Avant le début du X1Xe siècle, il n’y a pas eu au Québec de véritable système d’éducation organisé, bien que l’Église ait mis en place quelques établissements d’enseignement régis par des communautés religieuses. À l’époque de la Nouvelle-France, l’école des Ursulines de Québec et celle de la Congrégation Notre-Dame veillent à l’éducation primaire des jeunes filles, tandis que les Jésuites, les prêtres du Séminaire de Québec, les Récollets et, plus tard, les Sulpiciens (1767) proposent aux garçons de poursuivre des études classiques. Les autorités coloniales françaises n’interviennent jamais dans l’éducation, sauf peut-être pour accorder des subventions importantes pour céder des propriétés aux communautés religieuses enseignantes.
La conquête n’a pas d’effets immédiats sur l’éducation. Les écoles continuent de fonctionner, mais certains établissements, comme le Collège de Québec, sont pratiquement détruits au cours de la Guerre des Sept Ans. L’interdiction imposée aux Récollets et aux Jésuites de faire du recrutement dans la colonie et en France, jointe à l’absence de subventions de la part des autorités coloniales, rend la situation des écoles plutôt précaire et ne fait qu’accroître le taux d’analphabétisme – à la fin du XIXe siècle, seulement un habitant sur douze sait lire et écrire. En 1868, le gouvernement de la province de Québec crée le ministère de l’Instruction publique. Cet ancêtre du ministère de l’Éducation n’existera toutefois que huit ans, puisqu’en 1875, le premier ministre Boucher l’abolit sous prétexte que l’État n’a ni le temps ni la compétence nécessaire pour s’occuper d’éducation.
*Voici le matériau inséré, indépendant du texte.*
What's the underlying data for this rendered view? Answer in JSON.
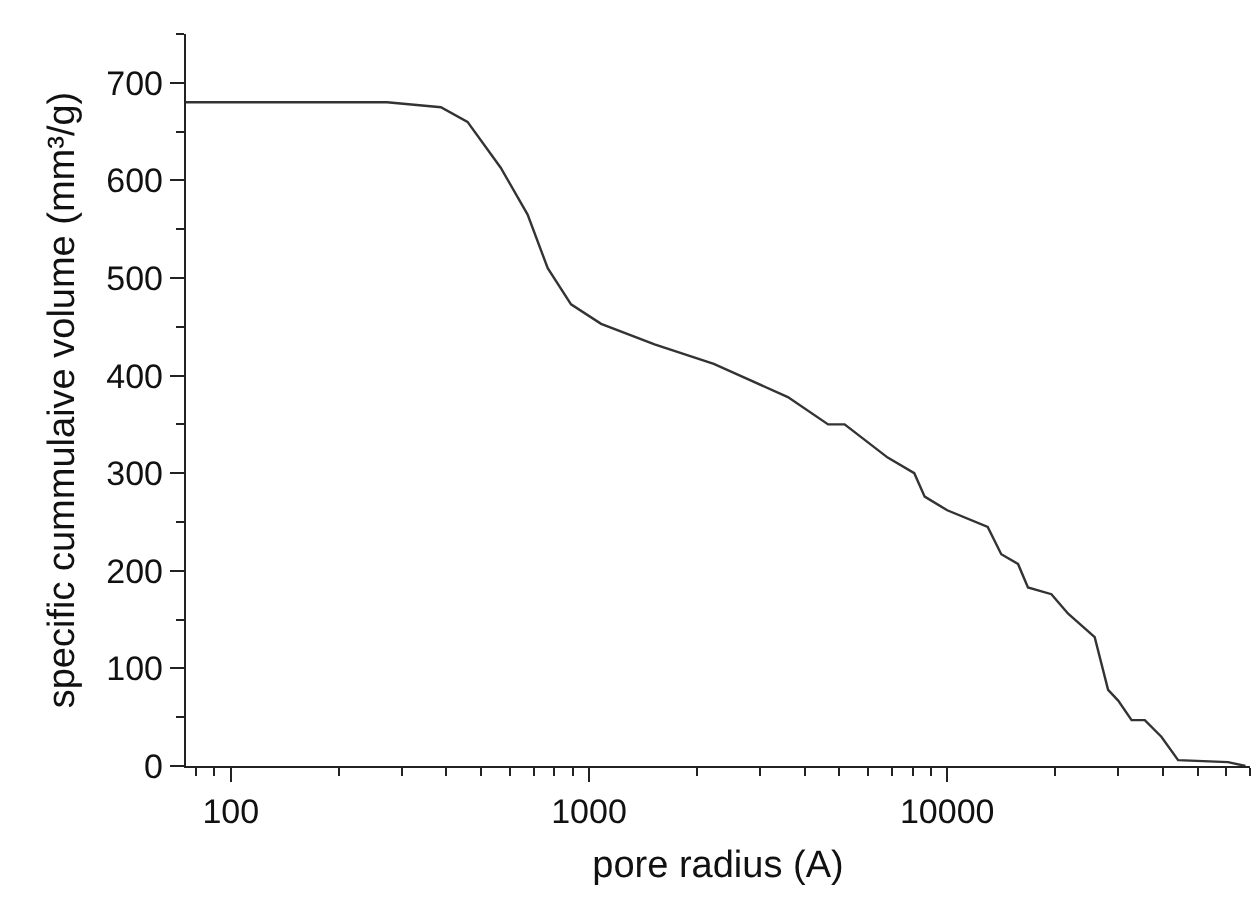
{
  "chart_data": {
    "type": "line",
    "xlabel": "pore radius (A)",
    "ylabel": "specific cummulaive volume (mm³/g)",
    "log": "x",
    "xlim": [
      75,
      70000
    ],
    "xticks": [
      100,
      1000,
      10000
    ],
    "ylim": [
      0,
      750
    ],
    "yticks": [
      0,
      100,
      200,
      300,
      400,
      500,
      600,
      700
    ],
    "grid": false,
    "legend": false,
    "marker": "none",
    "line_style": "solid",
    "series": [
      {
        "color": "#333333",
        "x": [
          75,
          150,
          273,
          386,
          458,
          567,
          674,
          767,
          891,
          1081,
          1524,
          2230,
          3590,
          4650,
          5170,
          6820,
          8090,
          8650,
          10000,
          12970,
          14150,
          15760,
          16800,
          19530,
          21750,
          25800,
          28120,
          30000,
          32700,
          35600,
          39600,
          44100,
          60800,
          68000
        ],
        "values": [
          680,
          680,
          680,
          675,
          660,
          613,
          565,
          510,
          473,
          453,
          432,
          412,
          378,
          350,
          350,
          316,
          300,
          276,
          262,
          245,
          217,
          207,
          183,
          176,
          156,
          132,
          78,
          67,
          47,
          47,
          30,
          6,
          4,
          0
        ]
      }
    ]
  }
}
Les véritables lésionnels reviennent au Conseil de l’Instruction publique créé par une loi en 1856 puis scindé en deux comités confessionnels, l’un catholique, l’autre protestant, en 1869. L’Église, qui réussit à faire nommer au sein du comité catholique tous les évêques de la province, prend rapidement la direction du système scolaire québécois; elle ne perdra cette entreprise qu’en 1964 avec la création du ministère de l’Éducation.
C’est en 1960, en même temps que la Révolution tranquille au Québec, que s’est faite la réforme du système scolaire. Des écoles centrales se localisent au centre des villages. Les écoles de rang disparaissent peu à peu. Plusieurs d’entre elles sont démolies ou modifiées en habitation familiale, d’autres sont transformées en petits musées évoquant une institution qui a marqué durant plusieurs décennies l’histoire du Québec.